A slick of Chippendales (that's what you call them in a group) couldn't have ignited my friends' parents' impropriety meter faster.
"Tell them we're just watching Gleaming the Cube," I urged one girl, naming an ultimately harmless (i.e. mostly sex-free) skateboarding movie where Slater has to solve his brother's murder (hey, it was the '80s).
But really, we were pumping up the volume, memorizing every line and look of Slater's lead, Max Hunter, introverted, thoughtful high school student by day and Happy Harry Hard-On, a dirty-minded, freedom-fighting, good-music-playing ham radio personality by night. And we were holding our breath as Samantha Mathis' character undressed for him on-screen.
It was another part he played so well, I couldn't necessarily separate the actor from the role. Or didn't want to. Because here was this heartthrob, again, driving a high school movie with his sex appeal that came in great part to his ability to assure me that the world was so much bigger than high school.
If you ask me, Leo DiCaprio's Titanic performance — outsider guy telling insider girl that the trappings of the life she knows don't really matter when you get down to it — wouldn't really exist without Slater's Heathers and Pump Up the Volume performances.
It's to his credit that I don't know what celebrity crush replaced him. There may not have been one, as I entered high school, bringing me into a world of real boys who ignored me as well (if not better) than my Christian Slater poster could.
He made a couple of ill-fated choices in the early '90s, eschewing teen rebel-dom for Kuffs (why?) and bad boy Lucky Luciano in Mobsters, a movie where he should have been hot but came off like a cartoon. An illusion-bubble-bursting cartoon.

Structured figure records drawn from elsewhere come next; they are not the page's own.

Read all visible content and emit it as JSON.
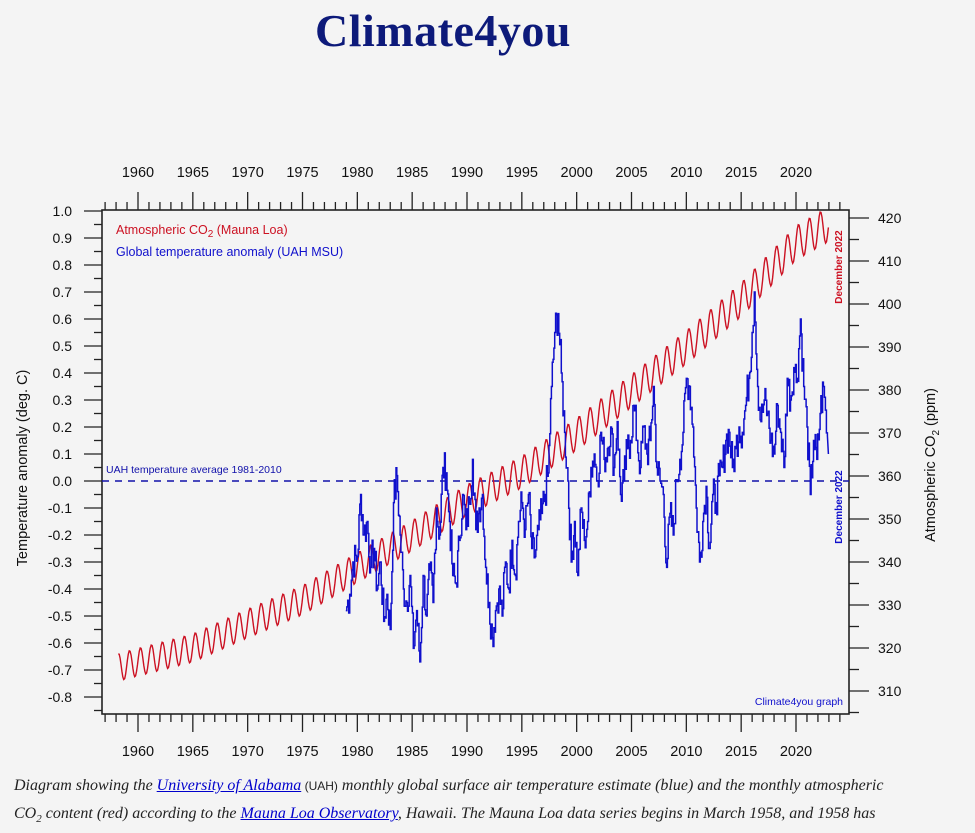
{
  "page": {
    "site_title": "Climate4you"
  },
  "caption": {
    "line1_part1": "Diagram showing the ",
    "link1": "University of Alabama",
    "line1_part2": " (UAH)",
    "line1_part3": " monthly global surface air temperature estimate (blue) and the monthly atmospheric",
    "line2_co2": "CO",
    "line2_sub": "2",
    "line2_part1": " content (red) according to the ",
    "link2": "Mauna Loa Observatory",
    "line2_part2": ", Hawaii. The Mauna Loa data series begins in March 1958, and 1958 has"
  },
  "chart_data": {
    "type": "line",
    "title": "",
    "xlabel": "",
    "xlim": [
      1956.8,
      2024.8
    ],
    "x_ticks": [
      1960,
      1965,
      1970,
      1975,
      1980,
      1985,
      1990,
      1995,
      2000,
      2005,
      2010,
      2015,
      2020
    ],
    "x_tick_labels": [
      "1960",
      "1965",
      "1970",
      "1975",
      "1980",
      "1985",
      "1990",
      "1995",
      "2000",
      "2005",
      "2010",
      "2015",
      "2020"
    ],
    "y_left": {
      "label": "Temperature anomaly (deg. C)",
      "ylim": [
        -0.9,
        1.0
      ],
      "ticks": [
        1.0,
        0.9,
        0.8,
        0.7,
        0.6,
        0.5,
        0.4,
        0.3,
        0.2,
        0.1,
        0.0,
        -0.1,
        -0.2,
        -0.3,
        -0.4,
        -0.5,
        -0.6,
        -0.7,
        -0.8
      ],
      "tick_labels": [
        "1.0",
        "0.9",
        "0.8",
        "0.7",
        "0.6",
        "0.5",
        "0.4",
        "0.3",
        "0.2",
        "0.1",
        "0.0",
        "-0.1",
        "-0.2",
        "-0.3",
        "-0.4",
        "-0.5",
        "-0.6",
        "-0.7",
        "-0.8"
      ]
    },
    "y_right": {
      "label_main": "Atmospheric CO",
      "label_sub": "2",
      "label_tail": " (ppm)",
      "ylim": [
        305,
        421.7
      ],
      "ticks": [
        420,
        410,
        400,
        390,
        380,
        370,
        360,
        350,
        340,
        330,
        320,
        310
      ],
      "tick_labels": [
        "420",
        "410",
        "400",
        "390",
        "380",
        "370",
        "360",
        "350",
        "340",
        "330",
        "320",
        "310"
      ]
    },
    "legend": {
      "placement": "top-left",
      "entries": [
        {
          "label_main": "Atmospheric CO",
          "label_sub": "2",
          "label_tail": " (Mauna Loa)",
          "color": "#cc1122"
        },
        {
          "label_main": "Global temperature anomaly (UAH MSU)",
          "label_sub": "",
          "label_tail": "",
          "color": "#1010cc"
        }
      ]
    },
    "annotations": {
      "baseline_label": "UAH temperature average 1981-2010",
      "baseline_value": 0.0,
      "co2_end_label": "December 2022",
      "temp_end_label": "December 2022",
      "credit": "Climate4you graph"
    },
    "series": [
      {
        "name": "Atmospheric CO2 (Mauna Loa)",
        "axis": "right",
        "color": "#cc1122",
        "start": 1958.2,
        "end": 2022.95,
        "seasonal_amplitude_ppm": 3.2,
        "trend_x": [
          1958.2,
          1965,
          1970,
          1975,
          1980,
          1985,
          1990,
          1995,
          2000,
          2005,
          2010,
          2015,
          2020,
          2022.95
        ],
        "trend_y": [
          315.5,
          320.0,
          325.7,
          331.1,
          338.7,
          346.1,
          354.4,
          360.9,
          369.7,
          379.8,
          389.9,
          401.0,
          414.2,
          418.5
        ]
      },
      {
        "name": "Global temperature anomaly (UAH MSU)",
        "axis": "left",
        "color": "#1010cc",
        "x": [
          1978.95,
          1979.3,
          1979.6,
          1980.0,
          1980.3,
          1980.6,
          1980.9,
          1981.2,
          1981.5,
          1981.8,
          1982.1,
          1982.4,
          1982.7,
          1983.0,
          1983.3,
          1983.6,
          1983.9,
          1984.2,
          1984.5,
          1984.8,
          1985.1,
          1985.4,
          1985.7,
          1986.0,
          1986.3,
          1986.6,
          1986.9,
          1987.2,
          1987.5,
          1987.8,
          1988.1,
          1988.4,
          1988.7,
          1989.0,
          1989.3,
          1989.6,
          1989.9,
          1990.2,
          1990.5,
          1990.8,
          1991.1,
          1991.4,
          1991.7,
          1992.0,
          1992.3,
          1992.6,
          1992.9,
          1993.2,
          1993.5,
          1993.8,
          1994.1,
          1994.4,
          1994.7,
          1995.0,
          1995.3,
          1995.6,
          1995.9,
          1996.2,
          1996.5,
          1996.8,
          1997.1,
          1997.4,
          1997.7,
          1998.0,
          1998.3,
          1998.6,
          1998.9,
          1999.2,
          1999.5,
          1999.8,
          2000.1,
          2000.4,
          2000.7,
          2001.0,
          2001.3,
          2001.6,
          2001.9,
          2002.2,
          2002.5,
          2002.8,
          2003.1,
          2003.4,
          2003.7,
          2004.0,
          2004.3,
          2004.6,
          2004.9,
          2005.2,
          2005.5,
          2005.8,
          2006.1,
          2006.4,
          2006.7,
          2007.0,
          2007.3,
          2007.6,
          2007.9,
          2008.2,
          2008.5,
          2008.8,
          2009.1,
          2009.4,
          2009.7,
          2010.0,
          2010.3,
          2010.6,
          2010.9,
          2011.2,
          2011.5,
          2011.8,
          2012.1,
          2012.4,
          2012.7,
          2013.0,
          2013.3,
          2013.6,
          2013.9,
          2014.2,
          2014.5,
          2014.8,
          2015.1,
          2015.4,
          2015.7,
          2016.0,
          2016.2,
          2016.5,
          2016.8,
          2017.1,
          2017.4,
          2017.7,
          2018.0,
          2018.3,
          2018.6,
          2018.9,
          2019.2,
          2019.5,
          2019.8,
          2020.1,
          2020.4,
          2020.7,
          2021.0,
          2021.3,
          2021.6,
          2021.9,
          2022.2,
          2022.5,
          2022.95
        ],
        "y": [
          -0.48,
          -0.42,
          -0.3,
          -0.28,
          -0.05,
          -0.2,
          -0.15,
          -0.32,
          -0.25,
          -0.4,
          -0.3,
          -0.52,
          -0.42,
          -0.55,
          -0.08,
          0.02,
          -0.2,
          -0.4,
          -0.45,
          -0.35,
          -0.62,
          -0.48,
          -0.67,
          -0.35,
          -0.5,
          -0.33,
          -0.45,
          -0.1,
          -0.2,
          0.05,
          0.03,
          -0.15,
          -0.35,
          -0.38,
          -0.22,
          -0.05,
          -0.18,
          -0.08,
          0.08,
          -0.18,
          -0.1,
          -0.05,
          -0.32,
          -0.45,
          -0.58,
          -0.48,
          -0.4,
          -0.5,
          -0.3,
          -0.4,
          -0.22,
          -0.35,
          -0.15,
          -0.08,
          -0.18,
          -0.05,
          -0.25,
          -0.28,
          -0.18,
          -0.12,
          -0.05,
          0.03,
          0.35,
          0.55,
          0.62,
          0.4,
          0.18,
          0.0,
          -0.3,
          -0.15,
          -0.35,
          -0.1,
          -0.22,
          -0.15,
          0.05,
          0.1,
          0.0,
          0.18,
          0.08,
          0.12,
          0.2,
          0.05,
          0.22,
          -0.05,
          0.0,
          0.12,
          0.15,
          0.28,
          0.15,
          0.05,
          0.2,
          0.1,
          0.15,
          0.35,
          0.05,
          0.0,
          -0.05,
          -0.32,
          -0.12,
          -0.2,
          0.0,
          0.08,
          0.18,
          0.38,
          0.35,
          0.2,
          -0.1,
          -0.3,
          -0.15,
          -0.02,
          -0.25,
          -0.05,
          -0.08,
          0.02,
          0.05,
          0.15,
          0.18,
          0.05,
          0.12,
          0.2,
          0.18,
          0.28,
          0.38,
          0.55,
          0.7,
          0.35,
          0.22,
          0.3,
          0.25,
          0.15,
          0.1,
          0.28,
          0.18,
          0.05,
          0.38,
          0.3,
          0.42,
          0.38,
          0.6,
          0.35,
          0.2,
          -0.05,
          0.15,
          0.08,
          0.25,
          0.35,
          0.1
        ]
      }
    ]
  }
}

Maybe it taught me that no one is perfect.
And my love didn't fade entirely so in 1993, fresh off the heels of my first real boyfriend (whose best line was calling me a Porsche in a sea of Yugos) dumping me, I found Slater again in the Quentin Tarantino-scripted True Romance. He played shy but utterly romantic loner-slash-movie buff Clarence Worley who falls for a hooker, marries her, and willingly gets caught up in all the bloodshed it takes to keep her.
It was maybe who I'd wanted Christian Slater to be all along: A grown-up version of the guy on the outside who knows true love matters more than the rest of the garbage we worry about.
All I knew for certain was that Patricia Arquette's character, admiring him amid the carnage, echoed exactly what I'd thought of Slater all along: "You're so cool." And he was, not least for making me feel like no matter how gangly and awkward I may have been at the time, there was something so cool about me, too.